Barbados is as close as Baltimore-Washington International (BWI) Airport, and any Washington-area resident can now trade winter for summer in four hours. Non-stop flights by Caribbean Airways to Bridgetown, Barbados, depart BWI every Thursday and Sunday.

"People were already coming to Barbados, but they were finding it very difficult to do," said H.I. Allan, managing director of Caribbean Airways. The BWI service opens up a new market, he added.

"There are 1,000 hotel beds in Barbados," Allan said. "Our flights operate three times a week (Boston is also a departure point). If the planes are filled they will take up about 300 beds." The airline is presently using Boeing 707s but expects to swith to DC10s by Novemver 1979.

"This has been a good year for tourism," said Markly Wilson, manager of the Barbados Board of Tourism office in New York.

If Barbados is your destination this winter, have your travel agent doublecheck the reservations. High occupancy rates in any popular tourist area.

Gogo Tours, a large New Jersey-based wholesaler with offices in Washington, reports strong bookings this winter for its Barbados tours, which are sold only through travel agents who buy the basic package from Gogo. "Basic package" means a special reduced air fare (G.I.T. -- Group Inclusive Tour), hotel (but no meals), and airport transfers. A one-week package runs around $500. Gogo said it has heard no reports of overbooking or other problems in connection with hotels it offers.
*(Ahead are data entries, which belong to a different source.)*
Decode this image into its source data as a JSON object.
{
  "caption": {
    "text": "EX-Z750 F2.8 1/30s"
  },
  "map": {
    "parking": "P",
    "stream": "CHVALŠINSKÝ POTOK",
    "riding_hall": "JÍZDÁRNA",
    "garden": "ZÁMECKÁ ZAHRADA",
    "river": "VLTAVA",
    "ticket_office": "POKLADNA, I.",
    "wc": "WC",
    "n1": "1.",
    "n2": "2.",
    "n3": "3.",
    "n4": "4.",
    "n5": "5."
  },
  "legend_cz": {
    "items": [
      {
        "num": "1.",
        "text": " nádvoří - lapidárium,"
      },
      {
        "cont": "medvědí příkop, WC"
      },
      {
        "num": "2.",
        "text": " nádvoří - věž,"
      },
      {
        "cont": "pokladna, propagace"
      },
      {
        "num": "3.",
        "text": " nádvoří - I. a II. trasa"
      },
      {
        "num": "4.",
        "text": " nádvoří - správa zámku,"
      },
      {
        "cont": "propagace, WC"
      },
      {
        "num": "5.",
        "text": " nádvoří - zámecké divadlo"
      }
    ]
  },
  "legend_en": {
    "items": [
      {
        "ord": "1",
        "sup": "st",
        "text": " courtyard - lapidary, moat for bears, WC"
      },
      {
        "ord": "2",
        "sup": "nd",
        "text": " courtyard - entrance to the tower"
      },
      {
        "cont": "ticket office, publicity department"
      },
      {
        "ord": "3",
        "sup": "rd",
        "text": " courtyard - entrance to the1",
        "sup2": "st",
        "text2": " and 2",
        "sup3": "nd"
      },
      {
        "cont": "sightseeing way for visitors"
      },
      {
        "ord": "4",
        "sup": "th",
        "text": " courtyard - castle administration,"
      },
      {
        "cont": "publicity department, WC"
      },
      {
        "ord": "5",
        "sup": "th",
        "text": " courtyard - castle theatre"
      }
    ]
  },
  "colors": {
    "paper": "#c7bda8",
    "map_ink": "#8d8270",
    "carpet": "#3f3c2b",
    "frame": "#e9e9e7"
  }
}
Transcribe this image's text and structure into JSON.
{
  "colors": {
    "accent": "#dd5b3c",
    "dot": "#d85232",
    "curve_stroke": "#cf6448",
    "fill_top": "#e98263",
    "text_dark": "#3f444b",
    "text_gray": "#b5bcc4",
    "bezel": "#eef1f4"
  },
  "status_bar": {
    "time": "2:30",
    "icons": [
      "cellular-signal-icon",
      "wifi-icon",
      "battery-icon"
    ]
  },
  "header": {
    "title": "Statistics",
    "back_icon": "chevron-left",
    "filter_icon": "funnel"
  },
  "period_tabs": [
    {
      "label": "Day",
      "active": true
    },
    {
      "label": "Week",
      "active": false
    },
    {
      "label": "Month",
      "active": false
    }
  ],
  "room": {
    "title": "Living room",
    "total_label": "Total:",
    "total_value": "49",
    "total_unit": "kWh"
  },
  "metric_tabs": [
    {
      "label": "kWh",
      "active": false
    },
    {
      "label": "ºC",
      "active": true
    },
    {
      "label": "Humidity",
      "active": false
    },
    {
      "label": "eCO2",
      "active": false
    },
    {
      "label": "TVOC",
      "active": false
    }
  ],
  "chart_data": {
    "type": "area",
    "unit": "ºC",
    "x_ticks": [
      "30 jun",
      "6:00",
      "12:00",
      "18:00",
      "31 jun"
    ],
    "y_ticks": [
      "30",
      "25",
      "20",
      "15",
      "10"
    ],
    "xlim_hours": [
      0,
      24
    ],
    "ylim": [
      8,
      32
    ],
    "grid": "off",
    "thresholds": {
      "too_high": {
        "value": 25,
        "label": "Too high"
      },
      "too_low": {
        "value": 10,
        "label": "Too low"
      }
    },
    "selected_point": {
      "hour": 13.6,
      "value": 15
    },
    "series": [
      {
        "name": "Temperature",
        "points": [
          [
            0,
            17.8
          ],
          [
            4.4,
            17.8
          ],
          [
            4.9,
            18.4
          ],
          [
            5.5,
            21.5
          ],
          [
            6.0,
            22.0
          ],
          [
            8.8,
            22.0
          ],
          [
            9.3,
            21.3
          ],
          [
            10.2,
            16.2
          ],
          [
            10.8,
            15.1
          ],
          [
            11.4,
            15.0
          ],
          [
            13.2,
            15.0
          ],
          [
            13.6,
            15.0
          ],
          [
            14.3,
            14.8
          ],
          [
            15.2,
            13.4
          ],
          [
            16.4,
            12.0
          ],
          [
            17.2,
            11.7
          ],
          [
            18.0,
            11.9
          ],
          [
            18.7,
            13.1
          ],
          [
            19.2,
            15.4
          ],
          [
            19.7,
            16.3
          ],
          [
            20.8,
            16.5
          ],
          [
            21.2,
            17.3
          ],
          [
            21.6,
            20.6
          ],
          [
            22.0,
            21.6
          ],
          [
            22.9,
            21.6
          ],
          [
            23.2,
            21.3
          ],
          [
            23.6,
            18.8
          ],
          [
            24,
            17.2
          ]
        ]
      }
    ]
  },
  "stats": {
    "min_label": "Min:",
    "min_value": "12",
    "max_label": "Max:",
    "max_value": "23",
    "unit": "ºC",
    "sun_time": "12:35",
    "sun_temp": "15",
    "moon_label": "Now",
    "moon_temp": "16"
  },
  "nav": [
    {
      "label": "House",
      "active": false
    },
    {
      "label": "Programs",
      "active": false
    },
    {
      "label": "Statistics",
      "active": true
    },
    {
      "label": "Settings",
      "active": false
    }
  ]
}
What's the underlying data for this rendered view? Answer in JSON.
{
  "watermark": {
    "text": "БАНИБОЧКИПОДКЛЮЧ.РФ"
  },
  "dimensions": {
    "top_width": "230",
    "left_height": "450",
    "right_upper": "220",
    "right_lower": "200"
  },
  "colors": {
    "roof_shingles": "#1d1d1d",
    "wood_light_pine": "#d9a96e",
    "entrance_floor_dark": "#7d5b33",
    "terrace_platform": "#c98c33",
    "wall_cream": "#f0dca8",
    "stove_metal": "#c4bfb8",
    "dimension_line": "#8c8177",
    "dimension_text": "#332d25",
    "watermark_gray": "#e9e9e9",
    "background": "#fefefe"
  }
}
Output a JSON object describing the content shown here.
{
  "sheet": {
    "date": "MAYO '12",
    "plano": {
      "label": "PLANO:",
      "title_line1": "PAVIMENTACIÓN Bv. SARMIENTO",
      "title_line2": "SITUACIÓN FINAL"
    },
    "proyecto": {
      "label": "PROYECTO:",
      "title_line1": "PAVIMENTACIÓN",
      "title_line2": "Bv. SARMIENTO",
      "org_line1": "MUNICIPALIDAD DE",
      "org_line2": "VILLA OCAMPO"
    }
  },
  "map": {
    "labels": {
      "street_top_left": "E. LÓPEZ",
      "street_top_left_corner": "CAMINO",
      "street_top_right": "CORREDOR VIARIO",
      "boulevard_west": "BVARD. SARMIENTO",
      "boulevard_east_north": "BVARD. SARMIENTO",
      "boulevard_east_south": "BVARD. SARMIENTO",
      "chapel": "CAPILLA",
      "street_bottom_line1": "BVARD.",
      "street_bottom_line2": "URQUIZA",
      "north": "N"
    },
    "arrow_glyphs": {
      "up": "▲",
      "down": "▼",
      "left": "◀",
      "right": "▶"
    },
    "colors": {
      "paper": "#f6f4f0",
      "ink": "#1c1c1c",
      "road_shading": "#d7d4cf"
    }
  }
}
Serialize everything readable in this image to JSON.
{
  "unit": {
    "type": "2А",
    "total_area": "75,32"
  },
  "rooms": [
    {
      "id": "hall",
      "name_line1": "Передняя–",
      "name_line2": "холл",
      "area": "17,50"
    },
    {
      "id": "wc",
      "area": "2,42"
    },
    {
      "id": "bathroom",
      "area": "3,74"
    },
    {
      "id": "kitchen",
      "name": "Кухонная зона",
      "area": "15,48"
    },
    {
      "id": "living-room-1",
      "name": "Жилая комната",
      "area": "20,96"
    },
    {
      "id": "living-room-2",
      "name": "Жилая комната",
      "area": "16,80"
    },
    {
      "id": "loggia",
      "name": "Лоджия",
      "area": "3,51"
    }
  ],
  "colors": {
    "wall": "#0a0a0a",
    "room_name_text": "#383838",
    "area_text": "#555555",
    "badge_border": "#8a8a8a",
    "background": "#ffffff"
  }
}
Be prepared to pay a 10 percent service charge and 8 percent government tax on accommodations and meals. This can add up to a respectable amount when you consider that Barbados is one of the most expensive islands in the Caribbean. A double room at the Hilton Hotel will run, in winter, $84 to $98 a day, while a double at the Holiday Inn costs $86 to $96 per day. This is an average of $600 per week. The 18 percent gratuity and government tax, which is tacked on to the hotel bill, would come to $108.

Less expensive rooms are available at some of the smaller hotels. For instance, the delightful Island Inn, which is just across the street from the Holiday Inn, advertises double rooms for just $36 during the high season (which lasts until April 15).

The Barbados dollar is pegged to the U.S. dollar and is currently worth about 50 cents.

Sugar cane is the principal crop in Barbados, and until recently was the main source of income. Even now, although tourism brings in more dollars, "sugar impacts on the community more because it percolates down to the workers," said Hugh Sealy, assistant manager of the Investment Division of the Barbodos Industrial Development Corporation. "The large investors in hotels can take their money out of the country. Therefore, except for the hotel workers, taxis, and restaurants, the money does not circulate among the people that much. That is why tourism does not benefit the country as much as sugar," Sealy explained.

Although Barbados has one of the highest literacy rates in the world -- over 98 percent -- unemployment is high, and the annual per-capita income is only $500 U.S. The average wage is $20 to $30 U.S. per week, according to Sealy.

"We have an unemployment situation (15 percent) and we need to develop skills," Sealy said.

The Barbados Industrial Development Corporation is seeking to stimulate industrial development by attracting "approved" industry to the island with fiscal incentives and subsidized factory space. "Obviously, in approving industries, labor is a strong factor, import substitution is a strong factor, and foreign exchange is a strong factor," Sealy said.

Between the years 1969-1977 some 50 foreign firms moved to the island. Of these, about 35 were American, including electroics, textile and data processing industries.

"North Americans tend to prefer Barbados," Sealy said, "because of the good road system, the good infrastructure, the excellent educational system, and our political stability. And, Barbados has cheap labor. We have no minimum wage."

Because "Bajans" are English speaking and highly literate, they tend to be easily trainable.

All CARICOM countries (which form a Caribbean trade union) give incentives to foreign investment, so Barbados must compete to attract industry.

"Jamaica and Guyana are undergoing political and social transformations," Sealy said, "so that investors who tend to the democratic system find Barbados their haven. The tendency is to move from those territories to Barbados."